En fait, qu’est-ce qui distinguait un Varg des « veilleuses » et « veilleurs » ? Lui non plus ne sortait pas ses quatre carabines à tout bout de champ. C’est un chanteur. « Le veilleur debout dénonce la répression policière et les incarcérations abusives qui ont lieu à l’encontre de citoyens pour le seul motif qu’ils expriment leurs opinions. ».

Je sais, je sais, l’amalgame est abusif, je le concède très volontiers. Entre la plupart des veilleurs et veilleuses et un Varg, il y a un fossé de la taille d’un gouffre, d’une fosse marine (sans jeu de mot avec une Marine Le Pen faux-cul). Je dois faire ma « journalope » comme l’écrit élégamment Thibault.

Mais on comprend bien qu’une Christine Boutin n’en veut pas trop fort à un Varg qui détruisait des temples protestants en Scandinavie. Dans la Fille aînée de l’église romaine, il s’est soigneusement abstenu. On n’entendra pas non plus la Droite forte s’étonner que, condamné à 21 ans de prison, Varg n’en a effectué que 16. Après tout, c’était certes un assassin, mais surtout un prisonnier d’opinion, non ?

Varg est d’ailleurs un veilleur debout dans son genre : « pour des raisons évidentes, je n’encourage personne à l’illégalité pour mettre fin au génocide européen (…) exprimez-vous publiquement, en privé, et de tant de diverses manières… ».

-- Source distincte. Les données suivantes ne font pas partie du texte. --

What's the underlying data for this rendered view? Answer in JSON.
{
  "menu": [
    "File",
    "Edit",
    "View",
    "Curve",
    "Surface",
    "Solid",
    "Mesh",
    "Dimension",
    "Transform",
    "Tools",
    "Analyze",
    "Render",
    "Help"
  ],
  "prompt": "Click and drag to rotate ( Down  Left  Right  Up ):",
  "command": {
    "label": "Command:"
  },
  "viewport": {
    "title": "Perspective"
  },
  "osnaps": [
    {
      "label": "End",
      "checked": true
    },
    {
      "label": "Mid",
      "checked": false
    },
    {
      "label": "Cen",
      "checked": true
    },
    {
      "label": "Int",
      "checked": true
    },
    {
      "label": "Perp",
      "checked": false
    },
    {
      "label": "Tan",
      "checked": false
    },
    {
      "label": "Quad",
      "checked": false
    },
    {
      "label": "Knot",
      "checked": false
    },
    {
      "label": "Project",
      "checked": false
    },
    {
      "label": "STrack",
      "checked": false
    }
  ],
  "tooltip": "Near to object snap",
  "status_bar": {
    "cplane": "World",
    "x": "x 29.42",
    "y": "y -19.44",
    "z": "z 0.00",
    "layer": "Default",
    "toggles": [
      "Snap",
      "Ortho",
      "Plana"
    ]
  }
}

Bon, arrêtons les délires. Marie Cachet demande un permis de détention d’armes dans un département rural où l’on chasse couramment. Contrairement à ce qu’on pouvait supposer, elle n’acquiert pas un fusil de chasse, mais quatre carabines. Après l’affaire Merah, où dans un premier temps, la piste de l’ultradroite avait été privilégiée, des policiers ont quelques inquiétudes, cherchent à se couvrir en demandant une action préventive. C’est accordé et on s’aperçoit que l’électron libre, le loup solitaire, n’a pas vraiment monté un réseau de combattants de l’ombre. On découvre (ou redécouvre) qu’il a tenu des propos (ou escomptait en diffuser de nouveau) franchement limites au sujet de confrontations « ethniques ». Donc, il est prié de comparaître.

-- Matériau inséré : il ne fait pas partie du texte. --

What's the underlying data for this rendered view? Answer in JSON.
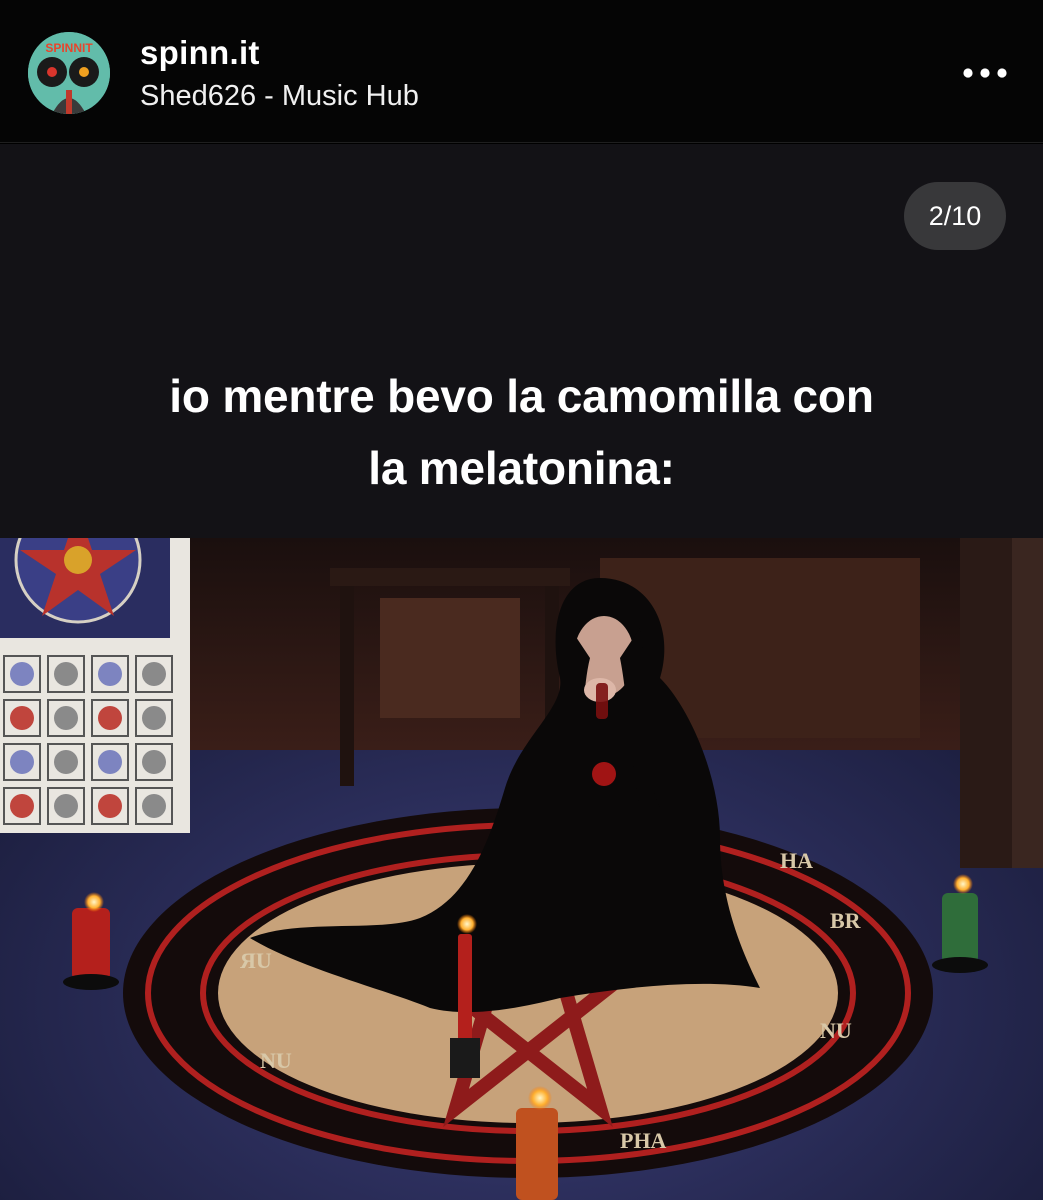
{
  "header": {
    "account_name": "spinn.it",
    "subtitle": "Shed626 - Music Hub",
    "avatar_text": "SPINNIT",
    "more_icon": "more-horizontal-icon"
  },
  "carousel": {
    "counter": "2/10"
  },
  "meme": {
    "line1": "io mentre bevo la camomilla con",
    "line2": "la melatonina:"
  },
  "colors": {
    "background": "#000000",
    "caption_bg": "#131216",
    "counter_bg": "#3c3c3e",
    "text": "#ffffff"
  }
}
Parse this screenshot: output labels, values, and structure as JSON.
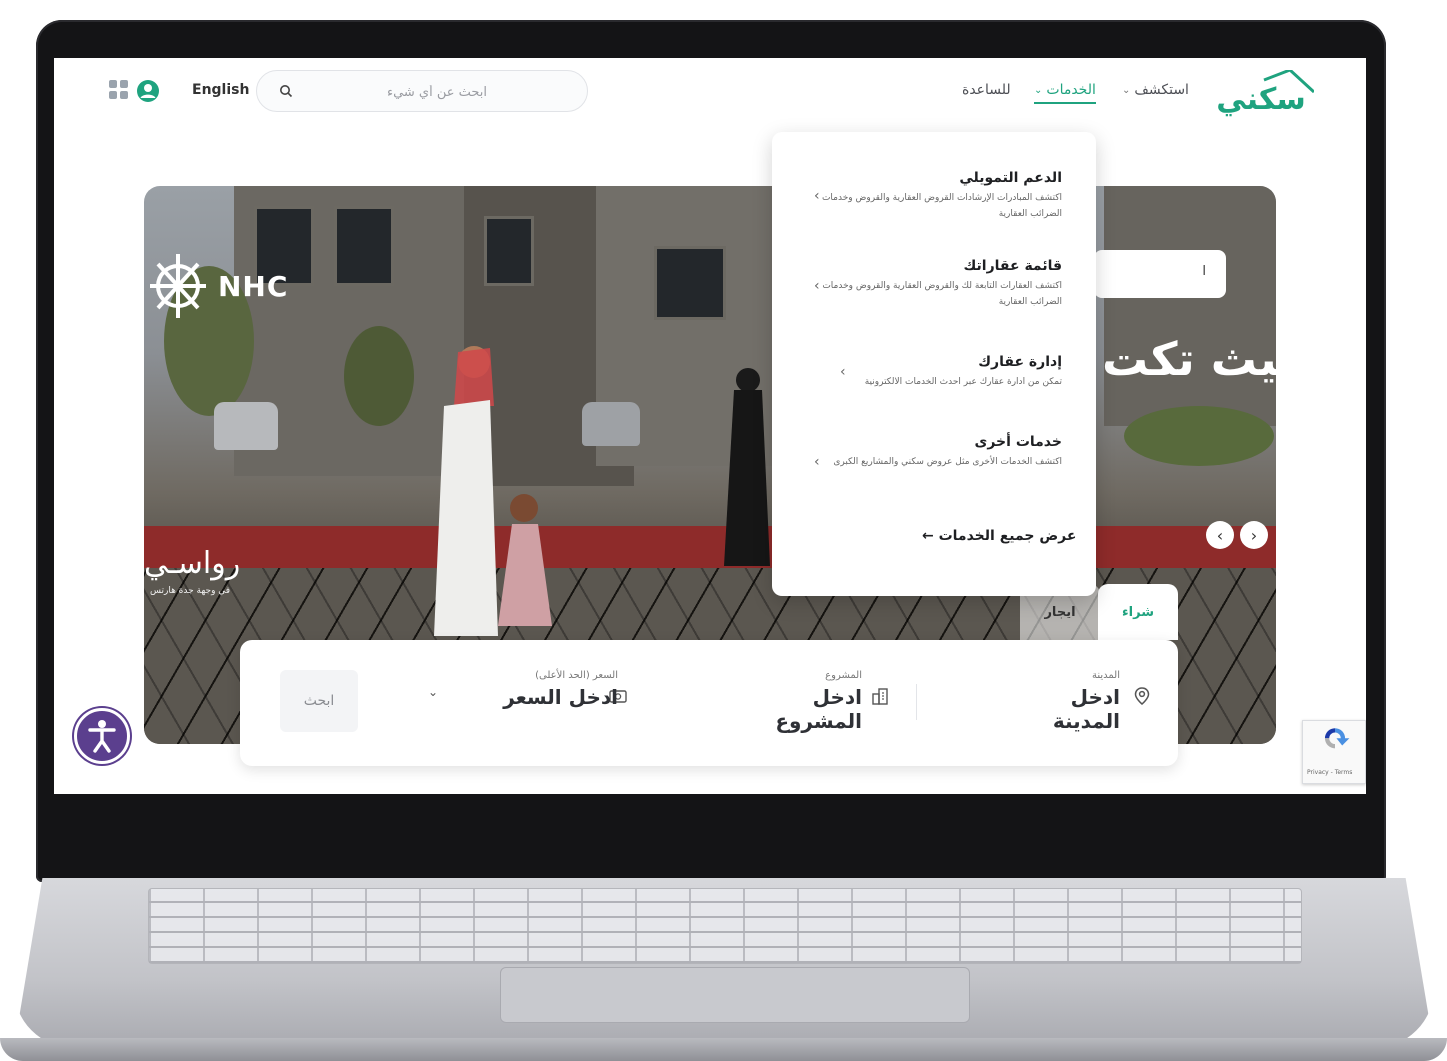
{
  "header": {
    "logo_text": "سكني",
    "nav": [
      {
        "label": "استكشف"
      },
      {
        "label": "الخدمات"
      },
      {
        "label": "للساعدة"
      }
    ],
    "search_placeholder": "ابحث عن أي شيء",
    "language": "English"
  },
  "hero": {
    "brand": "NHC",
    "project_name": "رواسـي",
    "project_subtitle": "في وجهة جدة هارتس",
    "headline": "حيث تكت",
    "cta": "ا",
    "slider_prev": "‹",
    "slider_next": "›"
  },
  "services_menu": {
    "items": [
      {
        "title": "الدعم التمويلي",
        "description": "اكتشف المبادرات الإرشادات القروض العقارية والقروض وخدمات الضرائب العقارية"
      },
      {
        "title": "قائمة عقاراتك",
        "description": "اكتشف العقارات التابعة لك والقروض العقارية والقروض وخدمات الضرائب العقارية"
      },
      {
        "title": "إدارة عقارك",
        "description": "تمكن من ادارة عقارك عبر احدث الخدمات الالكترونية"
      },
      {
        "title": "خدمات أخرى",
        "description": "اكتشف الخدمات الأخرى مثل عروض سكني والمشاريع الكبرى"
      }
    ],
    "view_all": "عرض جميع الخدمات ←"
  },
  "search_tabs": [
    {
      "label": "شراء",
      "active": true
    },
    {
      "label": "ايجار",
      "active": false
    }
  ],
  "search_panel": {
    "city_label": "المدينة",
    "city_value": "ادخل المدينة",
    "project_label": "المشروع",
    "project_value": "ادخل المشروع",
    "price_label": "السعر (الحد الأعلى)",
    "price_value": "ادخل السعر",
    "submit": "ابحث"
  },
  "recaptcha": {
    "footer": "Privacy - Terms"
  },
  "colors": {
    "brand": "#1fa37f",
    "accessibility": "#5b3f8e"
  }
}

Pour lui, être raciste est « un titre honorifique ». Un peu comme homophobe, quoi. Rien que de l’anodin, n’est-il pas ? Ou je repars dans le délire ? Bon allez, raison gardons… Quand Elizabeth d’Angleterre, approuvant le mariage gay, devient la reine des phoques (hmm… pardonnez mon anglais sous-jacent), ma brave dame, mon brave monsieur, tout fout le camp !

Mais c’est quand même bizarre, toutes ces veilleuses, ces veilleurs dressés contre l’injustice, ou ce site Égalité-Réconciliation si épris de justice sociale… Vous les voyez demander réparation pour Rémy Garnier, faire le pied de grue devant Bercy, pour que l’ex-inspecteur des impôts de l’affaire Cahuzac soit réhabilité ?

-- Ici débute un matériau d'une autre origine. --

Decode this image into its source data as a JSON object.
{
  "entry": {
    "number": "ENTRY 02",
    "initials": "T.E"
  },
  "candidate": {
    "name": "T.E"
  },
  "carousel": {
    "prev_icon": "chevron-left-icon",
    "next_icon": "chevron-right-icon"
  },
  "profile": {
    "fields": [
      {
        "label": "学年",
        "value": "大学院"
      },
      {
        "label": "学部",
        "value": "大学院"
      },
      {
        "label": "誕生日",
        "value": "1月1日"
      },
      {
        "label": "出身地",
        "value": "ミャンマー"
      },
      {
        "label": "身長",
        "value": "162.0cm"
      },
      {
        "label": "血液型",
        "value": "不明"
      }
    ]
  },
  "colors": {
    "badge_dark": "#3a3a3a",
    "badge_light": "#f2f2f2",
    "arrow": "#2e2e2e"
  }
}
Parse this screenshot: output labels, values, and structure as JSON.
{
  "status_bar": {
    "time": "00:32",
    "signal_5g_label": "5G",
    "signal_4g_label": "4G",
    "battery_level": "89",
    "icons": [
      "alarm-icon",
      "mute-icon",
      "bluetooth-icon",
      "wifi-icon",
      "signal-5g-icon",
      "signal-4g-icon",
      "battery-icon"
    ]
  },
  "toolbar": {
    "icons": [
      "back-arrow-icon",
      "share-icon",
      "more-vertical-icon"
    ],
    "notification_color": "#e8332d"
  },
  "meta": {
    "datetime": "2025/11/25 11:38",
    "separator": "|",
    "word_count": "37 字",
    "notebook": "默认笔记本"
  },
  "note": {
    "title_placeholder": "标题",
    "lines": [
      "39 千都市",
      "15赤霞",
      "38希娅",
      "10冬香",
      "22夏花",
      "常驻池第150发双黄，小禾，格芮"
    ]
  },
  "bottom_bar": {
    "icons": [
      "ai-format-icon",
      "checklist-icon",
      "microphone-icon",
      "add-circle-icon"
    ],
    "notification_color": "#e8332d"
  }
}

On en tirera les conclusions qu’on voudra…

Auteur/autrice : Jef Tombeur

Longtemps "jack of all trades", toujours grand voyageur. Réside principalement à Paris (Xe), fréquemment ailleurs (à présent, en Europe seulement). A pratiqué le journalisme plus de sept lustres (toutes périodicités, tous postes en presse écrite), la traduction (ang.>fr. ; presse, littérature, docs techs), le transport routier (intl. et France), l'enseignement (typo, PAO, journalisme)... Congru en typo, féru d'orthotypographie. Blague favorite : – et on t'a dit que c'était drôle ? Eh bien, on t'aura menti !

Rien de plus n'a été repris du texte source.